Recent events at Apple have provided a classic illustration of the clash between the interests of shareholders and the people running listed companies.
Often these issues come to a head when a public company gets into trouble, but at Apple, the clash stems from its success: the firm has amassed a mind-blowing cash pile of US$137 billion, prompting a row over what do with the money.
Before giving further consideration to events at Apple, let's step back and consider some basic issues.
In theory, shareholders give money to firms in return for partial ownership. Take the theory a bit further and you will find ideologues going on about things like "shareholder democracy" and shareholding as a means of making companies permanently accountable to all investors.
This is all fine and dandy but the facts are that once a company's shares have been floated, and unless they make a new share issue, shareholders are not providing new capital, merely trading equity in companies that have already raised the cash. This exercises a powerful influence on the way shareholders think, because their interests centre on the performance of their shares, which may well not be the same thing as the trading performance of the company. Thus, for example, the shares of a company hitting business difficulties may well rise if a takeover is in prospect.
However, some longer-term shareholders might have an interest in obtaining a better yield from their investment and therefore focus on dividend payments.
Again this is not a straightforward matter of distributing a fixed proportion of the profits, but one of the directors' views of how much cash should be retained for further business development and what can be handed out to shareholders.
At Apple, shareholders have been calling for higher dividends while the highly activist Greenlight Capital group, led by David Einhorn, went so far as to sue Apple for the creation of a special category of high yielding stock for shareholders. Greenlight has dropped the lawsuit but the avid discussion over Apple's cash pile remains.
Tim Cook, Apple's chief executive, had a hard time at the company's recent annual general meeting and went out of his way to assure shareholders that he was thinking about them "probably more than you know". Apple needs to be constantly innovating to be competitive.
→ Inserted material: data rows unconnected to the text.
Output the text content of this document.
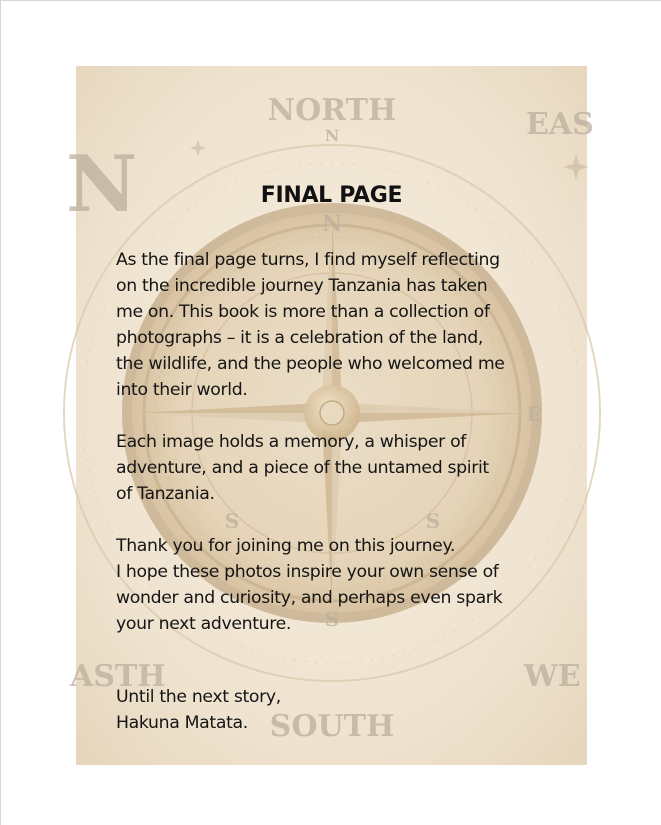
NORTH
N
N
EAS
N
E
S	S
S
ASTH	WE
SOUTH
FINAL PAGE

As the final page turns, I find myself reflecting
on the incredible journey Tanzania has taken
me on. This book is more than a collection of
photographs – it is a celebration of the land,
the wildlife, and the people who welcomed me
into their world.

Each image holds a memory, a whisper of
adventure, and a piece of the untamed spirit
of Tanzania.

Thank you for joining me on this journey.
I hope these photos inspire your own sense of
wonder and curiosity, and perhaps even spark
your next adventure.

Until the next story,
Hakuna Matata.
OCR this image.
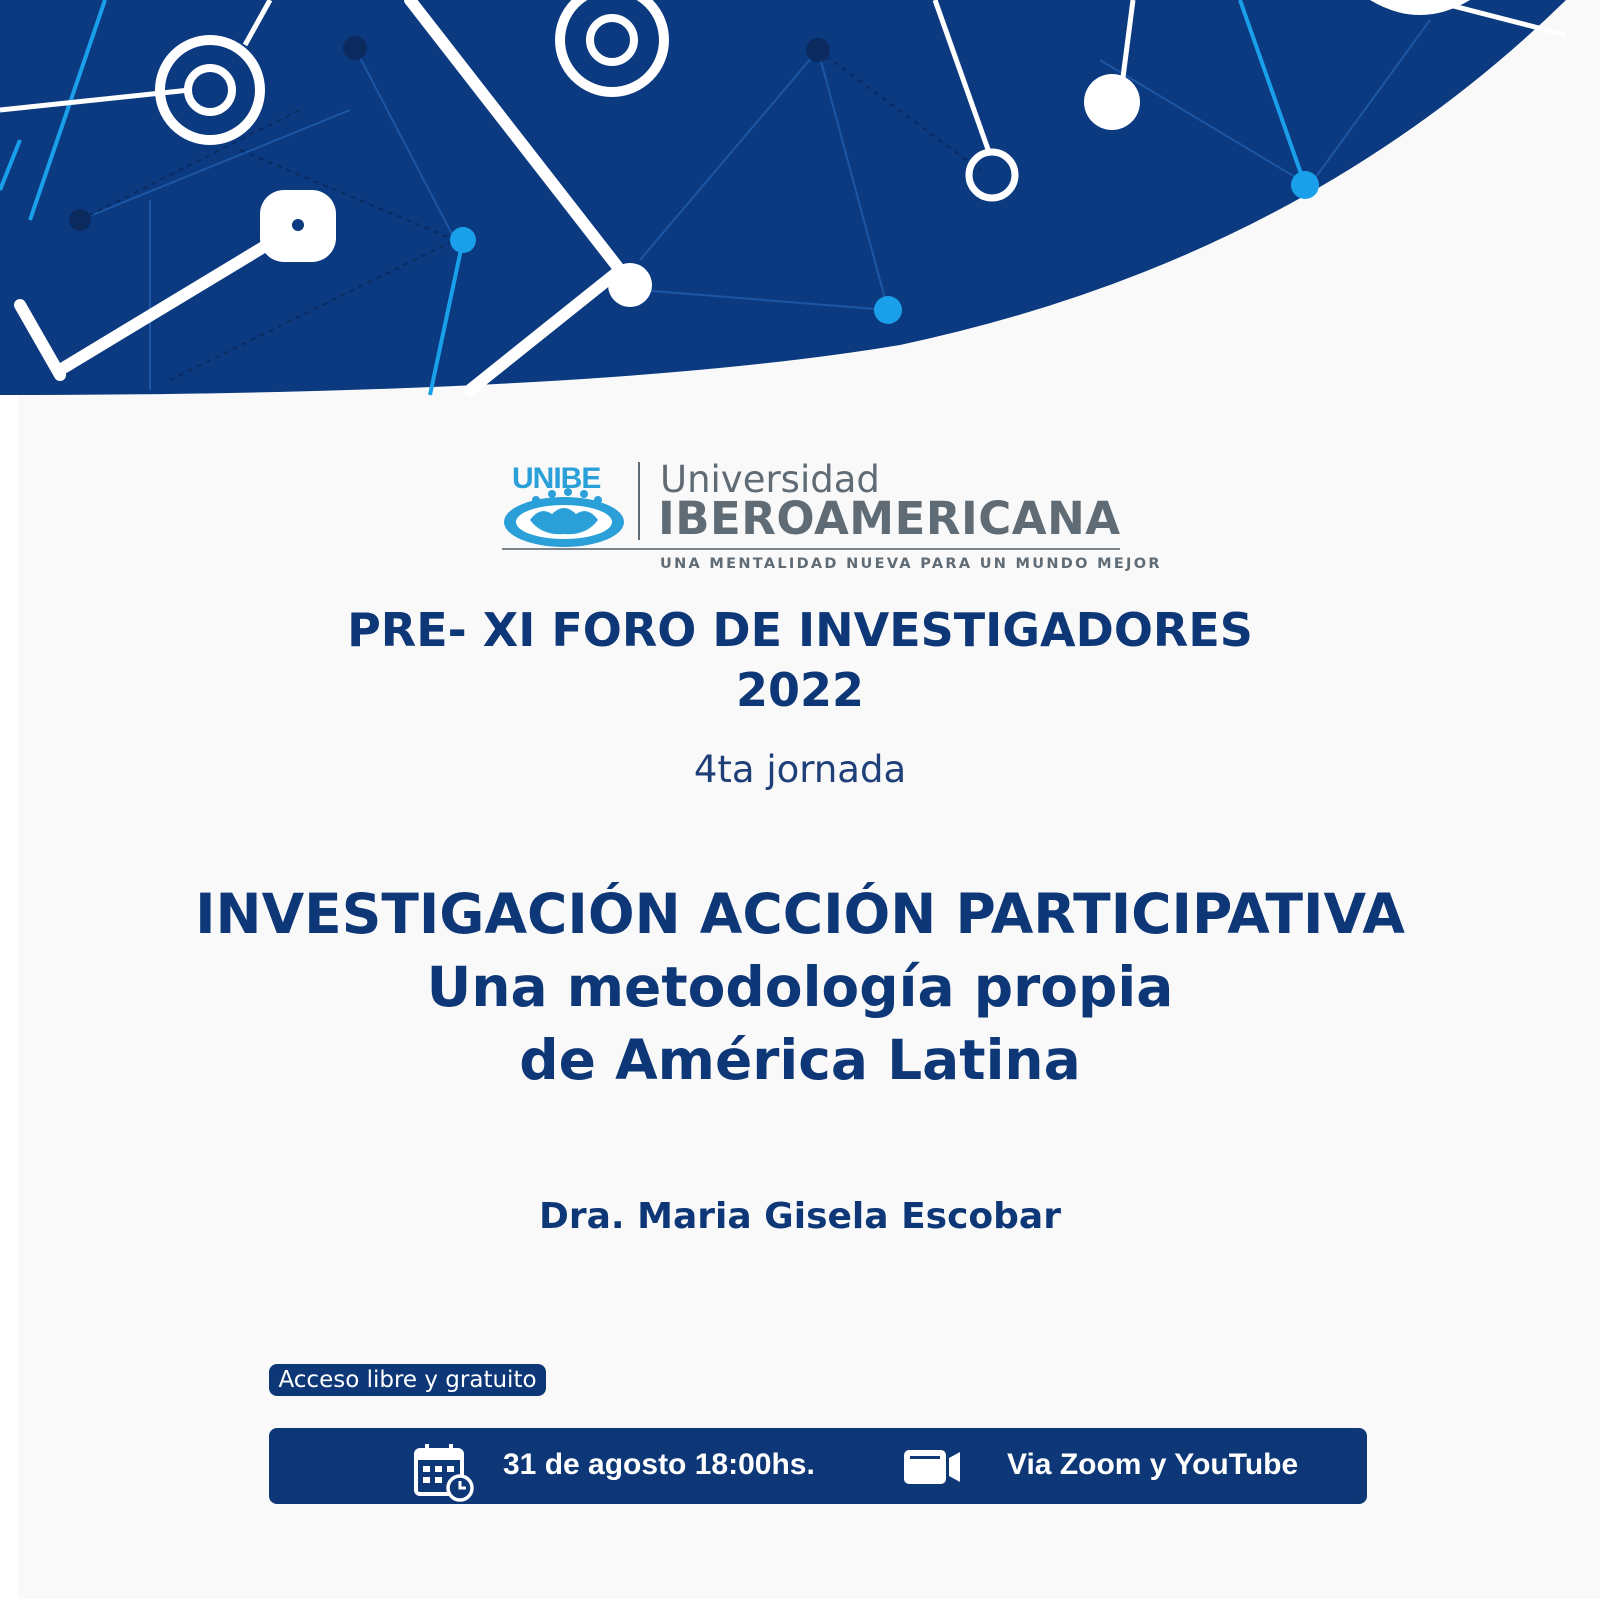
UNIBE Universidad
IBEROAMERICANA
UNA MENTALIDAD NUEVA PARA UN MUNDO MEJOR
PRE- XI FORO DE INVESTIGADORES
2022
4ta jornada
INVESTIGACIÓN ACCIÓN PARTICIPATIVA
Una metodología propia
de América Latina
Dra. Maria Gisela Escobar
Acceso libre y gratuito
31 de agosto 18:00hs.	Via Zoom y YouTube
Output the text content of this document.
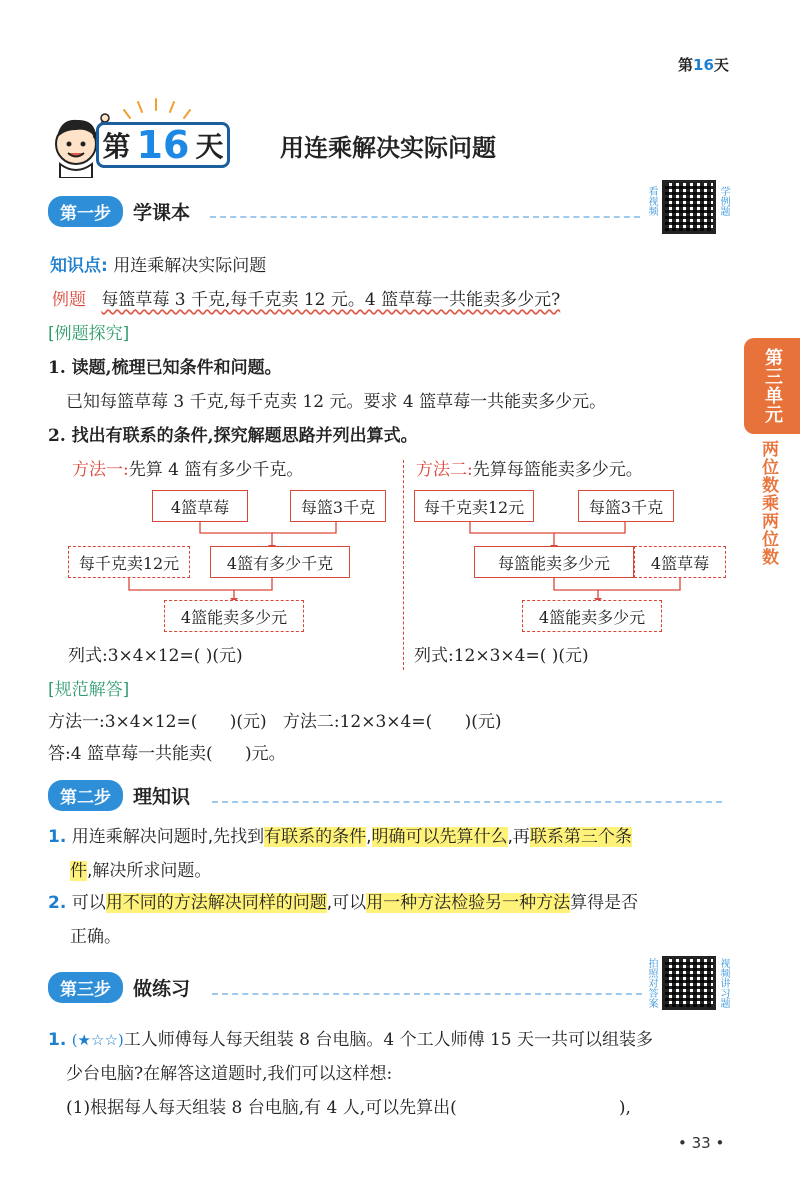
第16天
第 16 天 用连乘解决实际问题
第一步	学课本	看视频	学例题
知识点: 用连乘解决实际问题
例题 每篮草莓 3 千克,每千克卖 12 元。4 篮草莓一共能卖多少元?
[例题探究]
1. 读题,梳理已知条件和问题。
已知每篮草莓 3 千克,每千克卖 12 元。要求 4 篮草莓一共能卖多少元。
2. 找出有联系的条件,探究解题思路并列出算式。
方法一:先算 4 篮有多少千克。	方法二:先算每篮能卖多少元。
4篮草莓	每篮3千克
每千克卖12元	4篮有多少千克
4篮能卖多少元
每千克卖12元	每篮3千克
每篮能卖多少元	4篮草莓
4篮能卖多少元
列式:3×4×12=( )(元)	列式:12×3×4=( )(元)
[规范解答]
方法一:3×4×12=(      )(元)   方法二:12×3×4=(      )(元)
答:4 篮草莓一共能卖(      )元。
第二步	理知识
1. 用连乘解决问题时,先找到有联系的条件,明确可以先算什么,再联系第三个条
件,解决所求问题。
2. 可以用不同的方法解决同样的问题,可以用一种方法检验另一种方法算得是否
正确。
第三步	做练习	拍照对答案	视频讲习题
1. (★☆☆)工人师傅每人每天组装 8 台电脑。4 个工人师傅 15 天一共可以组装多
少台电脑?在解答这道题时,我们可以这样想:
(1)根据每人每天组装 8 台电脑,有 4 人,可以先算出(                              ),
第三单元
两位数乘两位数
• 33 •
Innovation costs money, not just to develop new products but to be able to cover the inevitable failures.
But Cook's critics are only talking about the falling share price and how shareholders can get their hands on the cash pile, not about the needs of the business. And here's the rub, because most successful businesses are focused on developing products, not on the most abstract matter of boosting the daily share price.
In Hong Kong, shareholder activism is mute. This is largely explained by the fact that founding shareholders tend to retain controlling stakes in firms, which means activists rarely push through changes.